Fatih ilçesinde, Fazilet, İbadethane ve İbadethane Arkası sokaklarının çevrelediği alanda bulunur. Haliç’e hâkim bir tepedeki geniş bir arazi üzerinde inşa edilmiştir. Zeyrek semti, adını bu camiden alır.
Bizans Dönemi
İmparator II. İoannis’in eşi İmparatoriçe Macaristanlı İrini, 1124 yılı dolaylarında Hristos Pantokrator’a (“Evrenin Hakimi İsa Mesih”) ithaf ettiği, kilise, kütüphane ve hastaneden oluşan bir manastır kompleksi inşa etmeye başladı. Mimarı Nikeforos olarak bilinmektedir.
Eşinin 1134 yılındaki ölümünden sonra II. İoannis, ilk kilisenin kuzeyine Theotokos Elaiusa’ya (“Şefkatli Meryem Ana”) ithaf ettiği ayrı bir kilise daha inşa etti. Son olarak (en geç 1136 yılında) iki kilisenin ortasına Arhangelos Mikhail’e (“Başmelek Mikail”) ithaf edilen bir mezar şapeli inşa ettirerek kiliseleri birleştirip yekpare bir yapı haline getirdi.Bu aşamada yapının güneyine bir avlu, güneydeki kiliseye de bir dış narteks eklendi.
Şapel, zamanla Komnenos ve Paleologos hanedanlarının imparatorluk mozolesi haline geldi. Öyle ki, Havariyyun Kilisesi’nden sonra en fazla Bizans imparatorunun defnedildiği yapı olmuştur. Komnenos hanedanlığından, manastırın banileri II. İoannis ve eşi İrini, oğulları İmparator I. Manuil ve eşi Sulzbachlı Bertha; Paleologos hanedanlığından İmparator II. Manuil ve VIII. İoannis buraya defnedilmişlerdir.
Dördüncü Haçlı Seferinden sonra İstanbul’un Latin hakimiyetine girdiği dönemde kompleks, Venedikli Latin Katolik din adamlarının makamı haline geldi. Bu sırada manastırda bulunan pek çok kutsal obje, Avrupa’nın çeşitli şehirlerine götürüldü. Venedik’te bulunan San Marco Bazilikası'ndaki Pala d’Oro altar panosunun üst kısmındaki 7 adet mine ikonanın buradan götürüldüğü düşünülmektedir.
1261 yılında VIII. Mihail’in İstanbul’u yeniden ele geçirmesinin ardından manastır, tekrar Ortodoks rahiplerin himayesine geçmiştir.

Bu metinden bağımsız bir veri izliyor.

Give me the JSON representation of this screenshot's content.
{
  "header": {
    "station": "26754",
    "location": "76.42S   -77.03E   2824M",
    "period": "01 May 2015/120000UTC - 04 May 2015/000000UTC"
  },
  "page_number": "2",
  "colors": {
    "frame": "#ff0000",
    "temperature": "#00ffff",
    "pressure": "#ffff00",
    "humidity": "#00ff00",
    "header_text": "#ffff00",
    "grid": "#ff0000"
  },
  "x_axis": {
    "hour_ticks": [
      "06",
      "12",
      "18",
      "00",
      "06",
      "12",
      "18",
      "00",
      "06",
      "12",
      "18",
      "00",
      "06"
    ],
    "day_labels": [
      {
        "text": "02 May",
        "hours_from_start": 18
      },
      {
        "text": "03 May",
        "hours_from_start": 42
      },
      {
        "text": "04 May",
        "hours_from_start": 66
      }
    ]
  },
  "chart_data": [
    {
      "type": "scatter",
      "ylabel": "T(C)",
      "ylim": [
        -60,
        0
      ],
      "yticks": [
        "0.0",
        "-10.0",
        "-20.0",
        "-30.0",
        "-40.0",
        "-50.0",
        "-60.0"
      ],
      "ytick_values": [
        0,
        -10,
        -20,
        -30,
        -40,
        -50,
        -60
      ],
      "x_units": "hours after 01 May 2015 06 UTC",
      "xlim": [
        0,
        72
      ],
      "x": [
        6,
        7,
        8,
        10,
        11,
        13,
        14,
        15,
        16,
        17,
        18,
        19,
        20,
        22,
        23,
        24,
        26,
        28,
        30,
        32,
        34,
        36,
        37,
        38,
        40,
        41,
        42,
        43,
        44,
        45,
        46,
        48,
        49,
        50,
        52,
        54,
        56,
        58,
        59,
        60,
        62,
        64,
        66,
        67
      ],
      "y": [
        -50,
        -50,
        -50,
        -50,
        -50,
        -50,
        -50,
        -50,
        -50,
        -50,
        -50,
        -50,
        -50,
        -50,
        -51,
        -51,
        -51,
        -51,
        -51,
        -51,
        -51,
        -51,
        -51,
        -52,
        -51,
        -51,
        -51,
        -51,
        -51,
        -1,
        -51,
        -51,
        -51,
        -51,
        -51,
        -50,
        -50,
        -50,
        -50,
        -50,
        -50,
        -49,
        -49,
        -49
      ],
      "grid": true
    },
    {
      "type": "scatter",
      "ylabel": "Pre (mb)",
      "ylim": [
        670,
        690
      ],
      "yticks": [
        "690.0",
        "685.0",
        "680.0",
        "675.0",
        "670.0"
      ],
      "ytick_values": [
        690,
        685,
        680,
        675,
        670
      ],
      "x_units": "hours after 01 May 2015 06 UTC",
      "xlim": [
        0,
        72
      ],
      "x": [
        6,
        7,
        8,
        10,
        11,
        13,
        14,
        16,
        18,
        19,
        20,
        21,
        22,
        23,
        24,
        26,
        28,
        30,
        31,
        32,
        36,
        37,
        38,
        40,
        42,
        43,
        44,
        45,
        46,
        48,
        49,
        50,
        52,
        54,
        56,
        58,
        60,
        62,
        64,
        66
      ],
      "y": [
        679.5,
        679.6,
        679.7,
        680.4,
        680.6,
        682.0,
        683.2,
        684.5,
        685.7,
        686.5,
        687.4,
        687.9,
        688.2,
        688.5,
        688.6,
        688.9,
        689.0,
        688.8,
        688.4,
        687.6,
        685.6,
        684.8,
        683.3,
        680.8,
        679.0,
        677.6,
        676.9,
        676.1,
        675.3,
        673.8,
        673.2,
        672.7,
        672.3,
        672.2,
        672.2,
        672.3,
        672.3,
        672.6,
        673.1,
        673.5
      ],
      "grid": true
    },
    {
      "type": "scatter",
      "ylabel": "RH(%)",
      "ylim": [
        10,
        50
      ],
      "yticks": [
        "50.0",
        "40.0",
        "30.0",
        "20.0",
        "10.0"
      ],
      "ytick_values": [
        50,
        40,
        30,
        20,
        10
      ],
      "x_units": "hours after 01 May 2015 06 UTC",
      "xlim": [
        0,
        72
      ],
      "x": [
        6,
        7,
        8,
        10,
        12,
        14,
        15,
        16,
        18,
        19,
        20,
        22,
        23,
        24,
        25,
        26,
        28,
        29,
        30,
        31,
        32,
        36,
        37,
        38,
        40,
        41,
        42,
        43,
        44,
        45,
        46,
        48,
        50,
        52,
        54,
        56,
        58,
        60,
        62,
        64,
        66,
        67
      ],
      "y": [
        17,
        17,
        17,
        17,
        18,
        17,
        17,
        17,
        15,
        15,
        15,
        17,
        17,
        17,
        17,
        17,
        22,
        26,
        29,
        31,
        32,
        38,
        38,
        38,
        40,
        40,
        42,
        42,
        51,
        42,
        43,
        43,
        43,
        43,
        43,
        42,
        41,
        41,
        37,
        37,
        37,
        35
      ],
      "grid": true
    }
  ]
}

Osmanlı ve Cumhuriyet Dönemi
İstanbul'un fethinden sonra manastırın keşiş hücreleri medreseye çevrilerek İstanbul’daki Osmanlı'ya ait ilk eğitim kurumu olarak faaliyet gösterdi. Kiliseler de cami ve derslik olarak kullanılmıştır. Medresenin ilk müderrislerinden Molla Zeyrek Efendi, camiye günümüzdeki ismini vermiştir. 1470 yılında Fatih Külliyesi’nin tamamlanmasıyla birlikte medrese yeni yerine taşındı ve burada bulunan hücreler de terk edilip zamanla bütünüyle yok oldular. Caminin minaresinin de II. Mehmed döneminde inşa edildiği düşünülmektedir.
18. yy’da bölgede etkili olan büyük bir yangın (1756) ve depremin (1766) ardından bina, ciddi ölçüde tahribata uğramış ve ardından III. Mustafa döneminde geçirdiği geniş çaplı onarımdan sonra günümüzdeki halini almıştır.

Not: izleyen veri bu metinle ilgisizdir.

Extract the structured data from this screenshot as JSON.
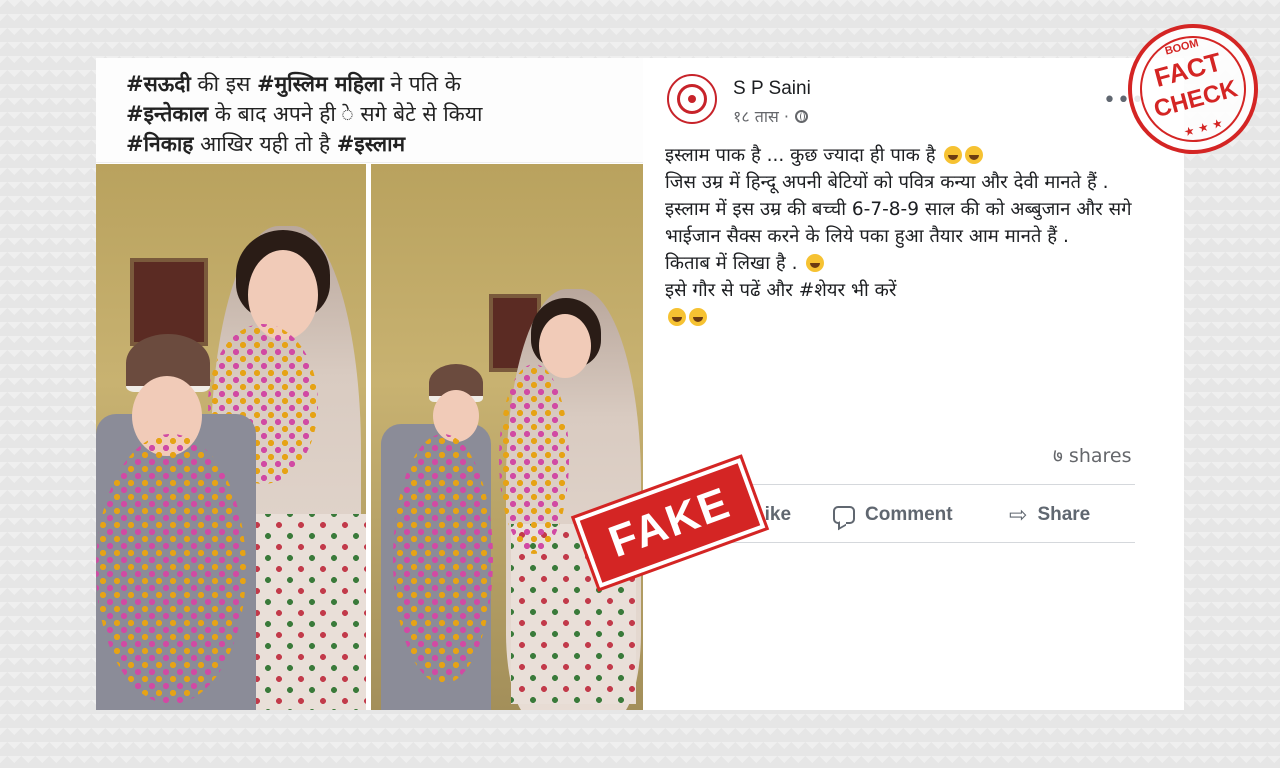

20. yy’ın ortalarına doğru iyice bakımsız halde kalan cami, ilerleyen yıllarda (1953, 1966, 1995, 2006) bir dizi iyileştirme ve restorasyondan geçmiştir. Son olarak, 2009’da başlayıp 9 yıl süren büyük ölçekli bir restorasyondan sonra 29 Mayıs 2019’da yeniden ziyarete açıldı.
Mimari
İmparatorluk Şapel in apsisi (arkada) girintili tuğla tekniği ile yapıldı
Taş işçiliği(Orta dönemdeki Bizans mimari simgesi) girintili tuğla tekniğine kısmen adapte edildi. Bu teknikte birbiri ardına gelen tuğlalar duvar çizgisinin arkasına monte edildi ve karışım yatağına daldırıldı. Bundan dolayı karışım katmanının kalınlığı, normal tuğla katmanının üç katı fazlasıdır.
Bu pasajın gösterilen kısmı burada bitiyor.